Photo publiée par les médias iraniens montrent la base aérienne T-4 dans le centre de la Syrie après un tir de missiles lundi (médias iraniens)

Israël a refusé de commenter l’attaque de lundi dernier sur la base aérienne de Tiyas, également connue sous le nom de base aérienne T-4, à proximité de Palmyre, dans le centre de la Syrie, pour laquelle la Russie et la Syrie lui ont attribué la responsabilité. NBC News a cité lundi deux responsables américains qui ont affirmé qu’Israël avait mené l’attaque, ajoutant que Washington en avait été informé à l’avance.

En raison de la recrudescence des tensions, l’armée israélienne a souligné lundi qu’elle se dissociait d’une source anonyme de Tsahal qui a reconnu une information du New York Times selon laquelle Israël avait mené un raid au cours duquel au moins sept Iraniens ont été tués.

Téhéran a menacé de répondre à la prétendue frappe israélienne, affirmant que celle-ci surviendrait « au bon moment » et qu’Israël « regretterait » ce qu’il avait commis.

Bahram Ghassemi, le porte-parole du ministère iranien des Affaires étrangères. (Crédit : capture d’écran YouTube)

« L’entité sioniste recevra tôt ou tard la réponse nécessaire et regrettera ses méfaits », a déclaré le porte-parole du ministère iranien des Affaires étrangères, Bahram Ghassemi, lors d’une réunion hebdomadaire ce lundi.

Les menaces de l’Iran s’inscrivent également dans un contexte de tensions accrues entre la Syrie, soutenue par l’Iran et la Russie d’un côté, et les Etats-Unis et ses alliés européens de l’autre.

Samedi, des missiles américains, français et britanniques ont détruit des sites soupçonnés d’abriter des armes chimiques. Le mouvement a été salué par le président américain Donald Trump, qui l’a jugé de « parfaitement exécuté ». Il venait en réponse à une prétendue attaque chimique du régime syrien dans la ville de Douma.

Il s’agissait de la plus grande attaque internationale contre le régime d’Assad depuis le début de la guerre en Syrie il y a sept ans.

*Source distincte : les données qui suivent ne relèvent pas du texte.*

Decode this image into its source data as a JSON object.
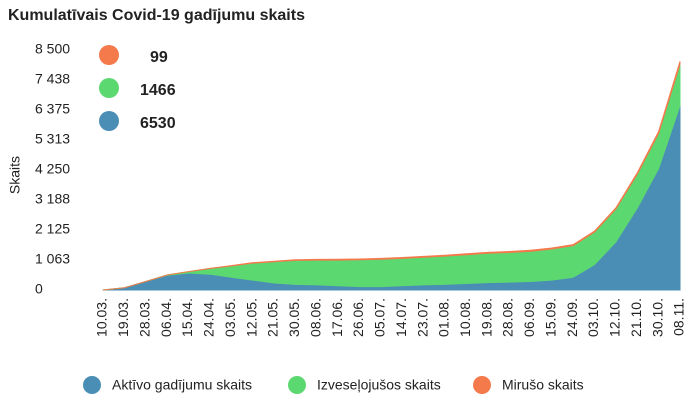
{
  "chart_data": {
    "type": "area",
    "stacked": true,
    "title": "Kumulatīvais Covid-19 gadījumu skaits",
    "y_label": "Skaits",
    "categories": [
      "10.03.",
      "19.03.",
      "28.03.",
      "06.04.",
      "15.04.",
      "24.04.",
      "03.05.",
      "12.05.",
      "21.05.",
      "30.05.",
      "08.06.",
      "17.06.",
      "26.06.",
      "05.07.",
      "14.07.",
      "23.07.",
      "01.08.",
      "10.08.",
      "19.08.",
      "28.08.",
      "06.09.",
      "15.09.",
      "24.09.",
      "03.10.",
      "12.10.",
      "21.10.",
      "30.10.",
      "08.11."
    ],
    "series": [
      {
        "name": "Aktīvo gadījumu skaits",
        "color": "#4a8db5",
        "values": [
          1,
          80,
          300,
          520,
          600,
          560,
          450,
          350,
          250,
          200,
          180,
          150,
          120,
          120,
          150,
          180,
          200,
          230,
          260,
          280,
          300,
          350,
          450,
          900,
          1700,
          2900,
          4300,
          6530
        ]
      },
      {
        "name": "Izveseļojušos skaits",
        "color": "#5cd870",
        "values": [
          0,
          0,
          1,
          10,
          50,
          200,
          400,
          600,
          750,
          850,
          880,
          910,
          950,
          970,
          970,
          980,
          1000,
          1020,
          1040,
          1050,
          1070,
          1100,
          1120,
          1150,
          1170,
          1200,
          1250,
          1466
        ]
      },
      {
        "name": "Mirušo skaits",
        "color": "#f47a4c",
        "values": [
          0,
          0,
          0,
          0,
          3,
          8,
          13,
          18,
          20,
          22,
          25,
          28,
          30,
          30,
          31,
          31,
          32,
          32,
          33,
          35,
          36,
          36,
          37,
          38,
          40,
          50,
          65,
          99
        ]
      }
    ],
    "ylim": [
      0,
      8500
    ],
    "yticks": [
      0,
      {
        "value": 1063,
        "label": "1 063"
      },
      {
        "value": 2125,
        "label": "2 125"
      },
      {
        "value": 3188,
        "label": "3 188"
      },
      {
        "value": 4250,
        "label": "4 250"
      },
      {
        "value": 5313,
        "label": "5 313"
      },
      {
        "value": 6375,
        "label": "6 375"
      },
      {
        "value": 7438,
        "label": "7 438"
      },
      {
        "value": 8500,
        "label": "8 500"
      }
    ],
    "grid": false
  }
}
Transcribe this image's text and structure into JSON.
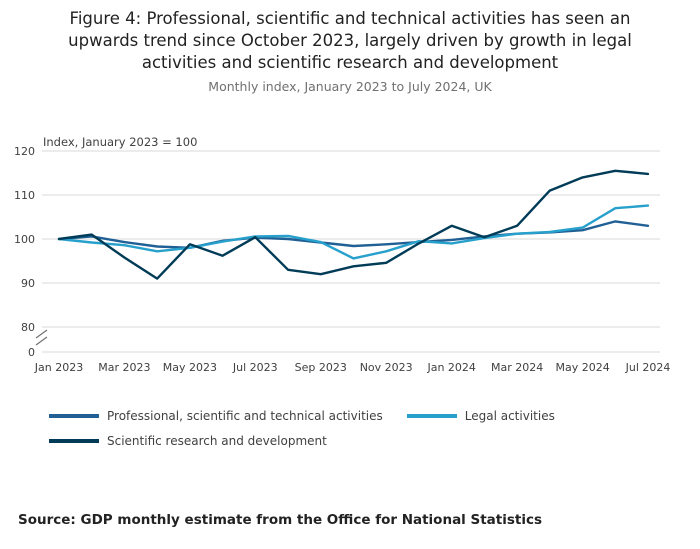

M. Qassem a indiqué que les Etats-Unis avaient auparavant fourni à la Russie des détails sur le timing et les objectifs de la frappe menée par les Etats-Unis, signe que les Américains ne voulaient pas d’une guerre totale. Il a déclaré que l’action militaire avait eu un effet limité, avec seulement trois blessés. « Les raids ont eu lieu sur des cibles déjà bombardées auparavant. »

Qassem a également déclaré que le Hezbollah soutenait les Palestiniens et les « Marches du retour » organisées à la frontière entre Gaza et Israël.

Le Hezbollah travaille « à soutenir militairement et financièrement la résistance palestinienne », a-t-il dit.